Entra una chica con uniforme (aquí todo el mundo lleva uno) y me explica que ella se encarga de la comida, que elija lo que quiero para mañana en el menú. Y me va ofreciendo dos posibilidades cada vez. Qué lujo, pienso. Esto es estar como de vacaciones en un resort: me lo ponen todo por delante y hasta puedo elegir entre variadas posibilidades. Pues qué bien.
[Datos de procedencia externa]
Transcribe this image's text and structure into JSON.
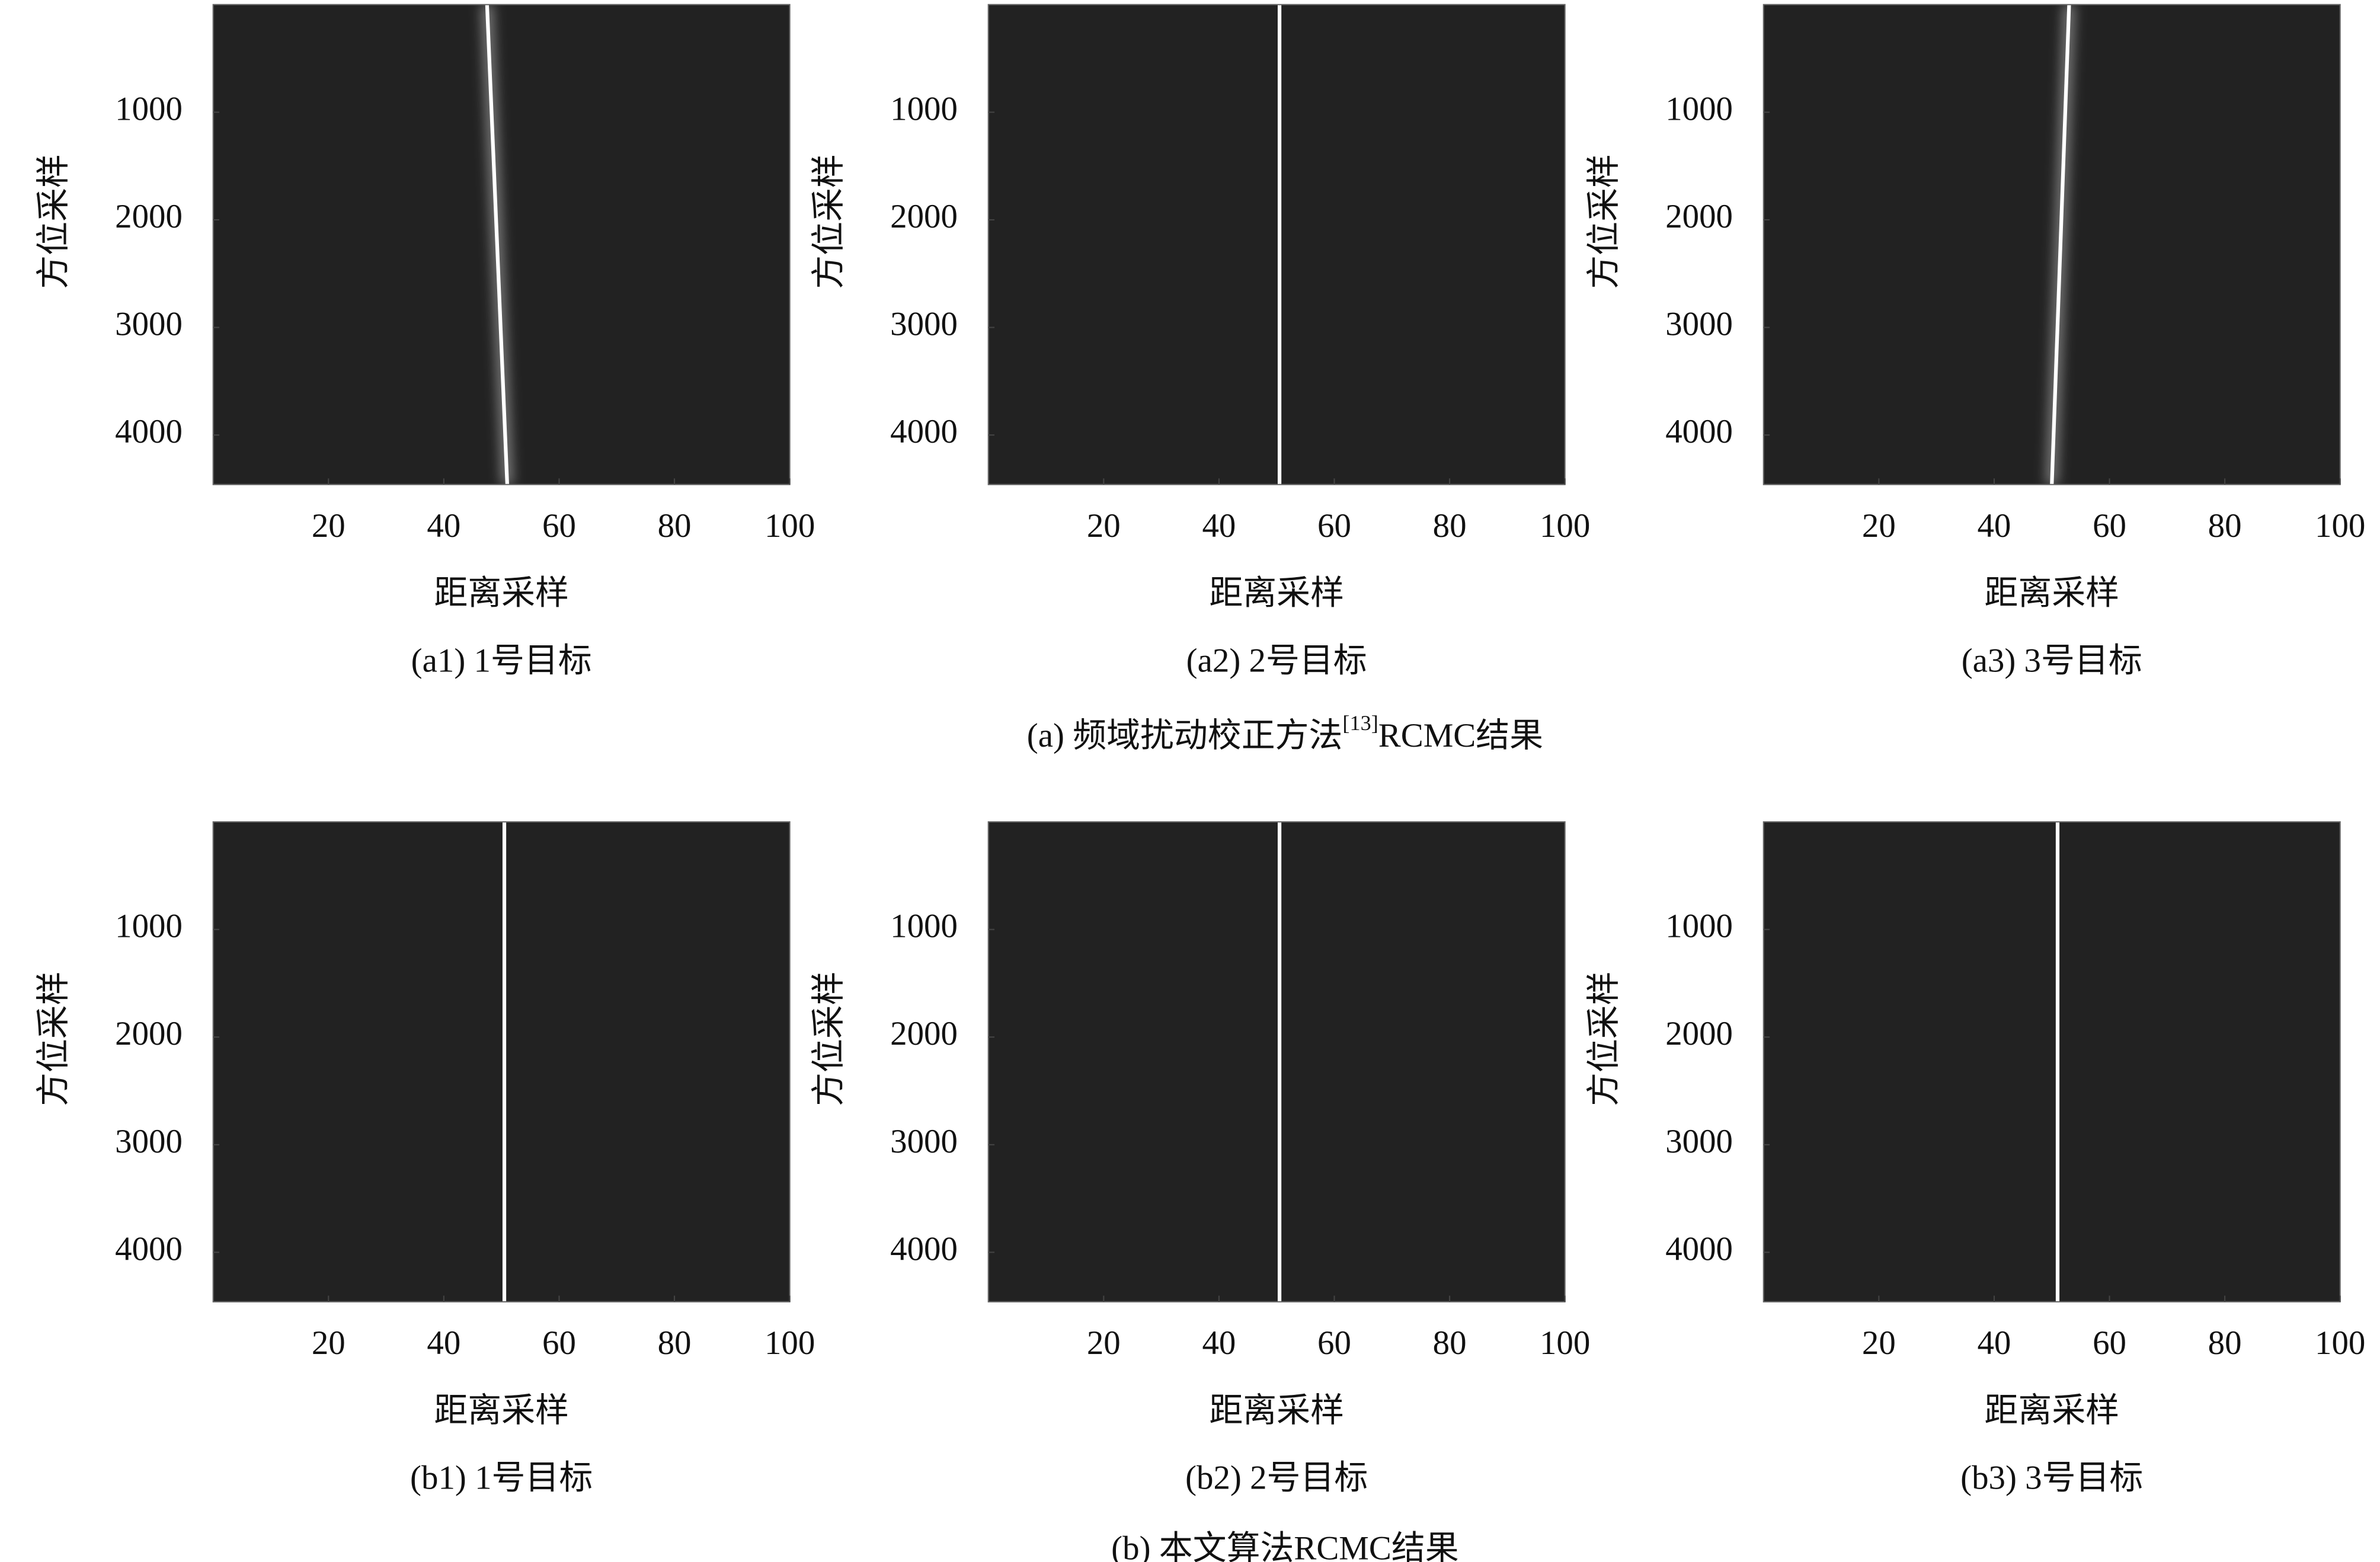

Antes de cenar, me vuelven a sacar sangre: cuatro botes más. Y me toman de nuevo la temperatura. No hay fiebre. Mis primeras 24 horas sin fiebre. Es posible lo que no parecía posible.
Llamo a las diez a mis peques. Ay, ay, ay. Creo que no hay ningún tratado sobre el imperio que despliegan las palabras infantiles en los afectos y que yo lo debería escribir. Luego me llaman desde Canarias y pienso también que no se ha escrito ningún ensayo sobre cómo nos puede cambiar el ánimo (para bien) un acento canario.
Empecé el diario hoy citando a Yasmina Reza: “El que alguien le quiera a uno le otorga un certificado de existencia (o de consistencia)”. Ahora creo que se entiende mejor esa cita tras describir mi lunes en la habitación del hospital.
Soy un hombre vulnerable. También un hombre sentimental. Qué le vamos a hacer.